6. Quandrant AT Boot by Black Diamond
The first thing to know when buying ski boots is your foot shape. Once you figure that out, you can start narrowing down the right boots.
The Quadrant is a touring-focused four-buckle touring boot that fits my wide foot. It’s lightweight as you’d expect, but also has a stiff 120 flex index, 40 degree of motion walk mode, and a 103 mm last, perfect for putting some power behind your turns but keeping your feet happy all day. Shop Black Diamond.
7. Tracker 3 Transceiver by BCA
The pocket-friendly Tracker 3 transceiver is the thinnest multiple-antenna avalanche transceiver available. It has quick, real-time display and is easy to use. Shop BCA.
8. Probe 280 Fast Lock by Mammut
The aluminum Probe 280 features a glove-compatible “Fast Lock” system for quickly and seamlessly locking the probe. Shop Mammut.
9. OVO Light Shovel
The light shovel weighs just 500 grams and comes with an L-shaped handle than can be swiveled for when you need something more like a garden hoe. Shop EVO.
10. BCA Float 8 Orange Avalanche Airbag
If you never make a bad decision in the backcountry, then you’ll never find yourself reaching for the ripcord of your avalanche airbag. Airbags are not a get out of jail free card.
Anything can go wrong, so the key to enjoying lots of days in the backcountry is to stay clear of bad decisions. The Float 8 airbag by BCA is slimmer and lighter than earlier versions. There is room for extra gear on the inside and external anchor points to carry your shovel. Shop BCA.
11. G3 Alpinist Climbing Skins
The G3 skins fit a nice range of ski lengths with up to 16 centimeters of length adjustment. Users love the pop-up feature of the tail connectors that makes it super easy to clamp on and clamp off. Shop genuineguidegear.com.
12. Neo 18 pack by Millet
For a day of resort-accessed backcountry, I really like the lightweight no-frills Neo 18 pack by Millet. At 18 liters, its big enough for what you need, but still easy to carry around. The diagonal ski holder system is great for hiking across steep terrain and other times your ski tails might otherwise get in the way. Shop Millet.
13. Sceptor poles by BCA
Also from BCA is this new Sceptor line of adjustable length ski poles. The grip double-serves as a scraper and the baskets are designed sturdy enough to enable using them to adjust binding and boots settings. The handle also features a useful utility hook. Shop BCA.
14. Alvier by Mammut
Gore Tex is to ski touring what polyester was to discotheques. The Alvier line of jackets and pants by Mammut let’s you boogey on the mountain all day long. The Alvier jacket feature sleeves that can be rolled up transforming the jacket into a vest, and the pants feel more like an expensive pair of dress slacks than ski pants. Shop Mammut.

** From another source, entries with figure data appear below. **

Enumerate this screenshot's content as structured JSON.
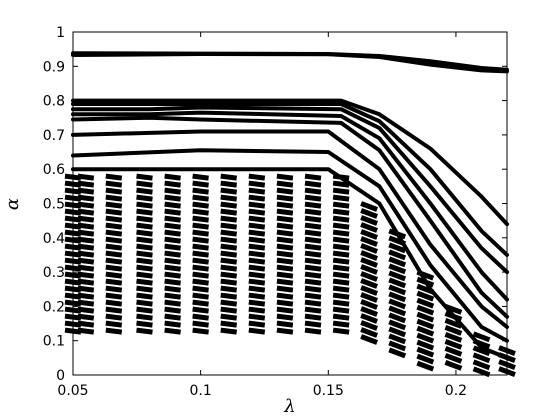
{
  "chart_data": {
    "type": "line",
    "title": "",
    "xlabel": "λ",
    "ylabel": "α",
    "xlim": [
      0.05,
      0.22
    ],
    "ylim": [
      0,
      1
    ],
    "xticks": [
      0.05,
      0.1,
      0.15,
      0.2
    ],
    "xtick_labels": [
      "0.05",
      "0.1",
      "0.15",
      "0.2"
    ],
    "yticks": [
      0,
      0.1,
      0.2,
      0.3,
      0.4,
      0.5,
      0.6,
      0.7,
      0.8,
      0.9,
      1
    ],
    "ytick_labels": [
      "0",
      "0.1",
      "0.2",
      "0.3",
      "0.4",
      "0.5",
      "0.6",
      "0.7",
      "0.8",
      "0.9",
      "1"
    ],
    "grid": false,
    "legend": "none",
    "line_color": "#000000",
    "solid_series": [
      {
        "x": [
          0.05,
          0.1,
          0.15,
          0.17,
          0.19,
          0.21,
          0.22
        ],
        "y": [
          0.938,
          0.937,
          0.936,
          0.93,
          0.915,
          0.895,
          0.89
        ]
      },
      {
        "x": [
          0.05,
          0.1,
          0.15,
          0.17,
          0.19,
          0.21,
          0.22
        ],
        "y": [
          0.933,
          0.936,
          0.935,
          0.927,
          0.905,
          0.888,
          0.885
        ]
      },
      {
        "x": [
          0.05,
          0.1,
          0.155,
          0.17,
          0.19,
          0.21,
          0.22
        ],
        "y": [
          0.8,
          0.8,
          0.8,
          0.76,
          0.66,
          0.52,
          0.44
        ]
      },
      {
        "x": [
          0.05,
          0.1,
          0.155,
          0.17,
          0.19,
          0.21,
          0.22
        ],
        "y": [
          0.79,
          0.79,
          0.79,
          0.74,
          0.6,
          0.42,
          0.35
        ]
      },
      {
        "x": [
          0.05,
          0.08,
          0.1,
          0.155,
          0.17,
          0.19,
          0.21,
          0.22
        ],
        "y": [
          0.775,
          0.775,
          0.78,
          0.775,
          0.72,
          0.55,
          0.37,
          0.3
        ]
      },
      {
        "x": [
          0.05,
          0.08,
          0.1,
          0.155,
          0.17,
          0.19,
          0.21,
          0.22
        ],
        "y": [
          0.76,
          0.76,
          0.765,
          0.755,
          0.69,
          0.5,
          0.3,
          0.22
        ]
      },
      {
        "x": [
          0.05,
          0.08,
          0.1,
          0.155,
          0.17,
          0.19,
          0.21,
          0.22
        ],
        "y": [
          0.745,
          0.75,
          0.745,
          0.735,
          0.655,
          0.45,
          0.24,
          0.17
        ]
      },
      {
        "x": [
          0.05,
          0.1,
          0.15,
          0.17,
          0.19,
          0.21,
          0.22
        ],
        "y": [
          0.7,
          0.71,
          0.71,
          0.6,
          0.38,
          0.2,
          0.14
        ]
      },
      {
        "x": [
          0.05,
          0.1,
          0.15,
          0.17,
          0.19,
          0.21,
          0.22
        ],
        "y": [
          0.64,
          0.655,
          0.65,
          0.55,
          0.32,
          0.14,
          0.1
        ]
      },
      {
        "x": [
          0.05,
          0.1,
          0.15,
          0.17,
          0.19,
          0.21,
          0.22
        ],
        "y": [
          0.6,
          0.6,
          0.6,
          0.5,
          0.25,
          0.08,
          0.05
        ]
      }
    ],
    "dashed_band": {
      "x_columns": [
        0.05,
        0.055,
        0.066,
        0.078,
        0.089,
        0.1,
        0.111,
        0.122,
        0.133,
        0.144,
        0.155,
        0.166,
        0.177,
        0.188,
        0.199,
        0.21,
        0.22
      ],
      "y_min": [
        0.12,
        0.12,
        0.12,
        0.12,
        0.12,
        0.12,
        0.12,
        0.12,
        0.12,
        0.12,
        0.12,
        0.1,
        0.06,
        0.03,
        0.02,
        0.01,
        0.0
      ],
      "y_max": [
        0.58,
        0.58,
        0.58,
        0.58,
        0.58,
        0.58,
        0.58,
        0.58,
        0.58,
        0.58,
        0.58,
        0.5,
        0.42,
        0.3,
        0.2,
        0.12,
        0.08
      ]
    }
  }
}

15. Spencer GTX C-Knit Pant by Eider
Being one who’s prone to plumber-butt, I couldn’t be more psyched that bibs have made their way back to the ski scene. Similar to the Alvier’s, Eider’s Spencer GTX C-Knit pants feature a removable, genius zippered bib: It’s there when you want it, zipped off when you don’t.
The C-Knit Gore Tex fabric is soft and pliable and still durable enough when things get bushy and I especially like the burly Kevlar reinforced ankle cuffs for protection against ski edges and crampons. Shop Eider.
16. Stretch Puffy by Sync
You can’t feel 40 mile an hour winds that much during the uphill, but they can knock the shivers in you when you meet them face-to-face on the mountain summit. In this moment, a lightweight puff jacket soon becomes your best friend.

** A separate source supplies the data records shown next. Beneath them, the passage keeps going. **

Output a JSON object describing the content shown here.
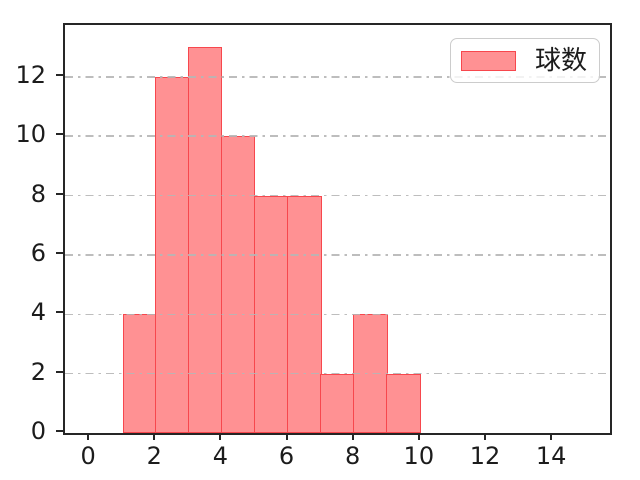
{
  "figure": {
    "background": "#ffffff"
  },
  "chart_data": {
    "type": "bar",
    "subtype": "histogram",
    "title": "",
    "xlabel": "",
    "ylabel": "",
    "legend": {
      "label": "球数",
      "position": "upper-right"
    },
    "bin_edges": [
      1,
      2,
      3,
      4,
      5,
      6,
      7,
      8,
      9,
      10
    ],
    "values": [
      4,
      12,
      13,
      10,
      8,
      8,
      2,
      4,
      2
    ],
    "x_ticks": [
      0,
      2,
      4,
      6,
      8,
      10,
      12,
      14
    ],
    "y_ticks": [
      0,
      2,
      4,
      6,
      8,
      10,
      12
    ],
    "xlim": [
      -0.76,
      15.72
    ],
    "ylim": [
      0,
      13.75
    ],
    "grid": {
      "axis": "y",
      "linestyle": "dash-dot",
      "color": "#b6b6b6"
    },
    "colors": {
      "bar_fill": "#ff9193",
      "bar_edge": "#f7474d",
      "spine": "#262626",
      "tick_label": "#1c1c1c",
      "legend_border": "#cccccc"
    }
  }
}
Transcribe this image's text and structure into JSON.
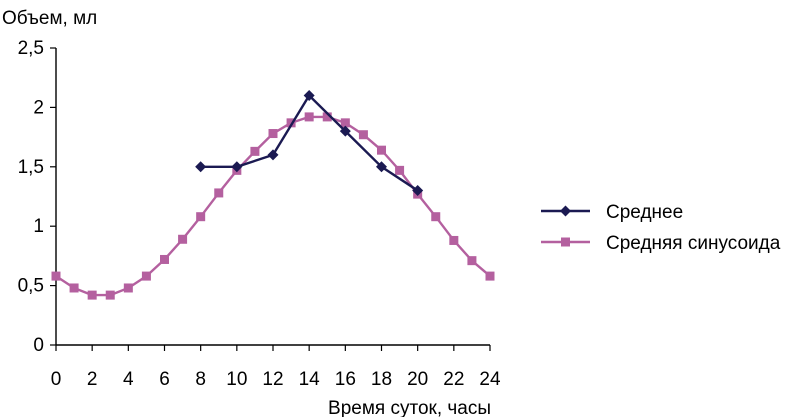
{
  "chart_data": {
    "type": "line",
    "ylabel": "Объем, мл",
    "xlabel": "Время суток, часы",
    "xlim": [
      0,
      24
    ],
    "ylim": [
      0,
      2.5
    ],
    "x_ticks": [
      "0",
      "2",
      "4",
      "6",
      "8",
      "10",
      "12",
      "14",
      "16",
      "18",
      "20",
      "22",
      "24"
    ],
    "y_ticks": [
      "0",
      "0,5",
      "1",
      "1,5",
      "2",
      "2,5"
    ],
    "grid": false,
    "legend_position": "right",
    "series": [
      {
        "name": "Среднее",
        "color": "#1b1a52",
        "marker": "diamond",
        "x": [
          8,
          10,
          12,
          14,
          16,
          18,
          20
        ],
        "y": [
          1.5,
          1.5,
          1.6,
          2.1,
          1.8,
          1.5,
          1.3
        ]
      },
      {
        "name": "Средняя синусоида",
        "color": "#b4609f",
        "marker": "square",
        "x": [
          0,
          1,
          2,
          3,
          4,
          5,
          6,
          7,
          8,
          9,
          10,
          11,
          12,
          13,
          14,
          15,
          16,
          17,
          18,
          19,
          20,
          21,
          22,
          23,
          24
        ],
        "y": [
          0.58,
          0.48,
          0.42,
          0.42,
          0.48,
          0.58,
          0.72,
          0.89,
          1.08,
          1.28,
          1.47,
          1.63,
          1.78,
          1.87,
          1.92,
          1.92,
          1.87,
          1.77,
          1.64,
          1.47,
          1.27,
          1.08,
          0.88,
          0.71,
          0.58
        ]
      }
    ]
  }
}
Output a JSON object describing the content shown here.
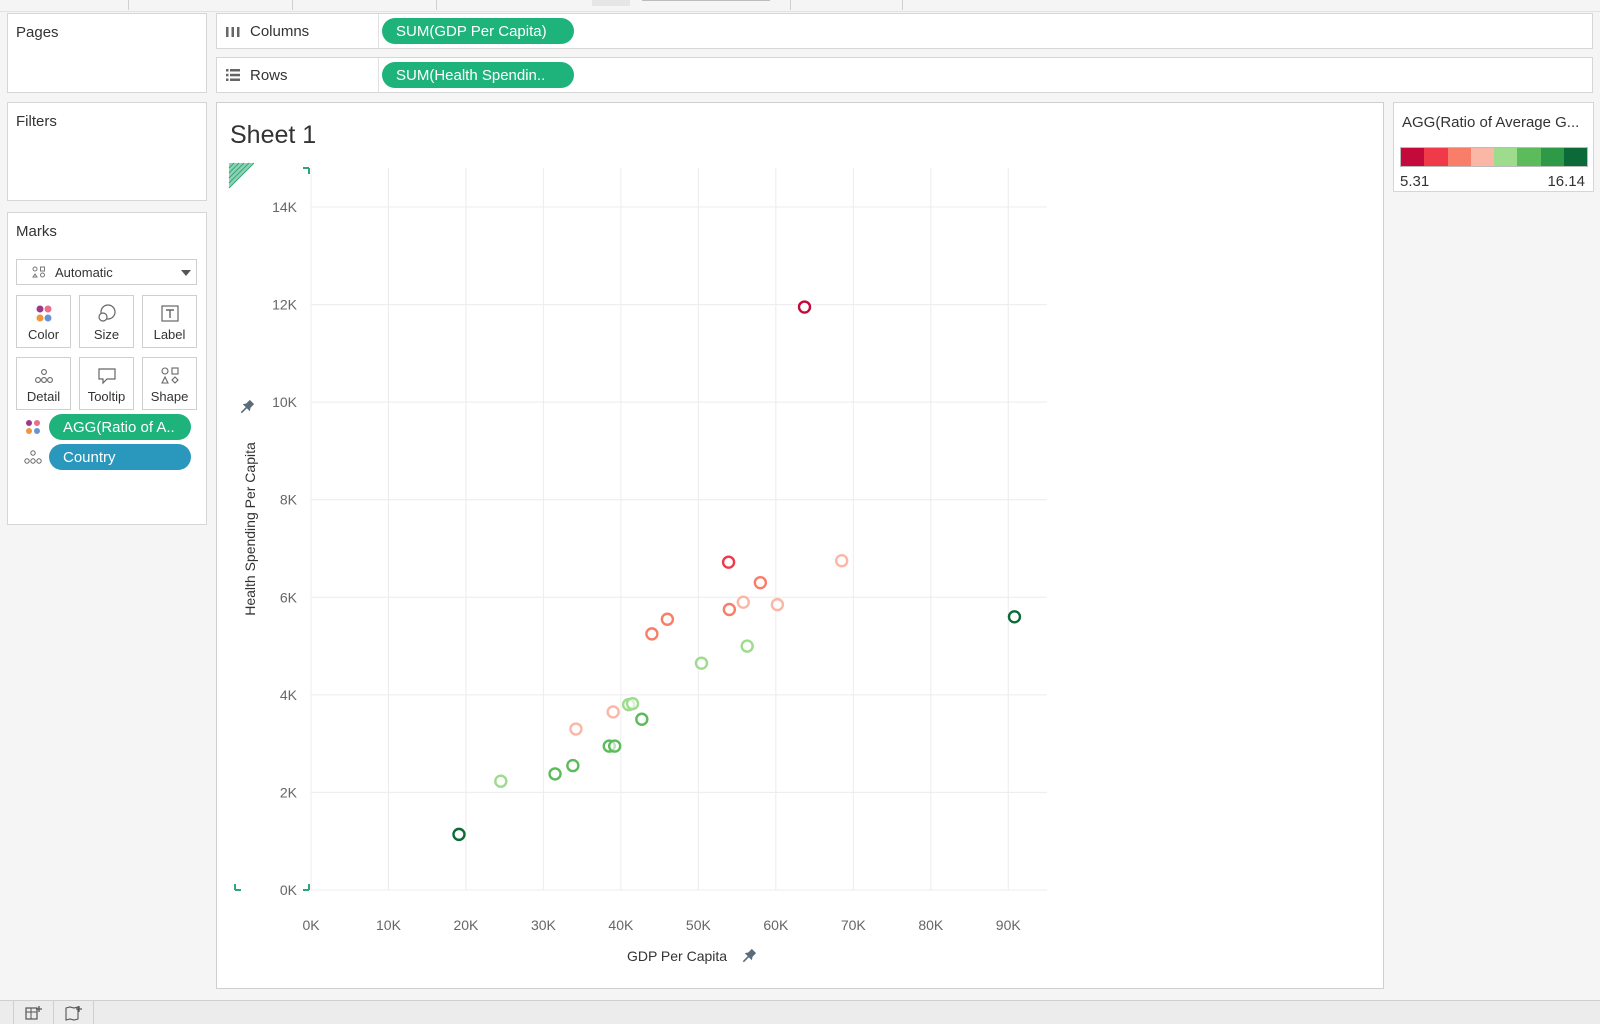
{
  "shelves": {
    "pages_label": "Pages",
    "filters_label": "Filters",
    "columns_label": "Columns",
    "rows_label": "Rows",
    "columns_pill": "SUM(GDP Per Capita)",
    "rows_pill": "SUM(Health Spendin.."
  },
  "marks": {
    "title": "Marks",
    "mark_type": "Automatic",
    "buttons": [
      "Color",
      "Size",
      "Label",
      "Detail",
      "Tooltip",
      "Shape"
    ],
    "color_pill": "AGG(Ratio of A..",
    "detail_pill": "Country"
  },
  "sheet": {
    "title": "Sheet 1"
  },
  "legend": {
    "title": "AGG(Ratio of Average G...",
    "min": "5.31",
    "max": "16.14",
    "colors": [
      "#c40a3a",
      "#f03a4a",
      "#f87e6a",
      "#fbb7a6",
      "#9ddc8c",
      "#5cbb5a",
      "#2e9a48",
      "#0c6a38"
    ]
  },
  "chart_data": {
    "type": "scatter",
    "xlabel": "GDP Per Capita",
    "ylabel": "Health Spending Per Capita",
    "xlim": [
      0,
      95000
    ],
    "ylim": [
      0,
      14800
    ],
    "xticks": [
      0,
      10000,
      20000,
      30000,
      40000,
      50000,
      60000,
      70000,
      80000,
      90000
    ],
    "xtick_labels": [
      "0K",
      "10K",
      "20K",
      "30K",
      "40K",
      "50K",
      "60K",
      "70K",
      "80K",
      "90K"
    ],
    "yticks": [
      0,
      2000,
      4000,
      6000,
      8000,
      10000,
      12000,
      14000
    ],
    "ytick_labels": [
      "0K",
      "2K",
      "4K",
      "6K",
      "8K",
      "10K",
      "12K",
      "14K"
    ],
    "grid": true,
    "points": [
      {
        "x": 63700,
        "y": 11950,
        "color": "#c40a3a"
      },
      {
        "x": 53900,
        "y": 6720,
        "color": "#f03a4a"
      },
      {
        "x": 58000,
        "y": 6300,
        "color": "#f87e6a"
      },
      {
        "x": 68500,
        "y": 6750,
        "color": "#fbb7a6"
      },
      {
        "x": 55800,
        "y": 5900,
        "color": "#fbb7a6"
      },
      {
        "x": 60200,
        "y": 5850,
        "color": "#fbb7a6"
      },
      {
        "x": 54000,
        "y": 5750,
        "color": "#f87e6a"
      },
      {
        "x": 46000,
        "y": 5550,
        "color": "#f87e6a"
      },
      {
        "x": 44000,
        "y": 5250,
        "color": "#f87e6a"
      },
      {
        "x": 56300,
        "y": 5000,
        "color": "#9ddc8c"
      },
      {
        "x": 50400,
        "y": 4650,
        "color": "#9ddc8c"
      },
      {
        "x": 90800,
        "y": 5600,
        "color": "#0c6a38"
      },
      {
        "x": 41000,
        "y": 3800,
        "color": "#9ddc8c"
      },
      {
        "x": 41500,
        "y": 3820,
        "color": "#9ddc8c"
      },
      {
        "x": 39000,
        "y": 3650,
        "color": "#fbb7a6"
      },
      {
        "x": 42700,
        "y": 3500,
        "color": "#5cbb5a"
      },
      {
        "x": 34200,
        "y": 3300,
        "color": "#fbb7a6"
      },
      {
        "x": 38500,
        "y": 2950,
        "color": "#5cbb5a"
      },
      {
        "x": 39200,
        "y": 2950,
        "color": "#5cbb5a"
      },
      {
        "x": 33800,
        "y": 2550,
        "color": "#5cbb5a"
      },
      {
        "x": 31500,
        "y": 2380,
        "color": "#5cbb5a"
      },
      {
        "x": 24500,
        "y": 2230,
        "color": "#9ddc8c"
      },
      {
        "x": 19100,
        "y": 1140,
        "color": "#0c6a38"
      }
    ]
  }
}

What I like about the Stretch Puffy by Sync Performance is its simple construction, outer fabric that goes with your flows, and it packs down to about the size of a grapefruit. Shop Sync.
17. Pat Moore Sherpa Jacket by Volcom
Begin and end your day in this jacket designed by pro rider Pat Moore. It’s built with a quick snap front that’s perfect for running out to clear the windshield in the morning or grabbing an extra stack of wood at night. Shop Volcom.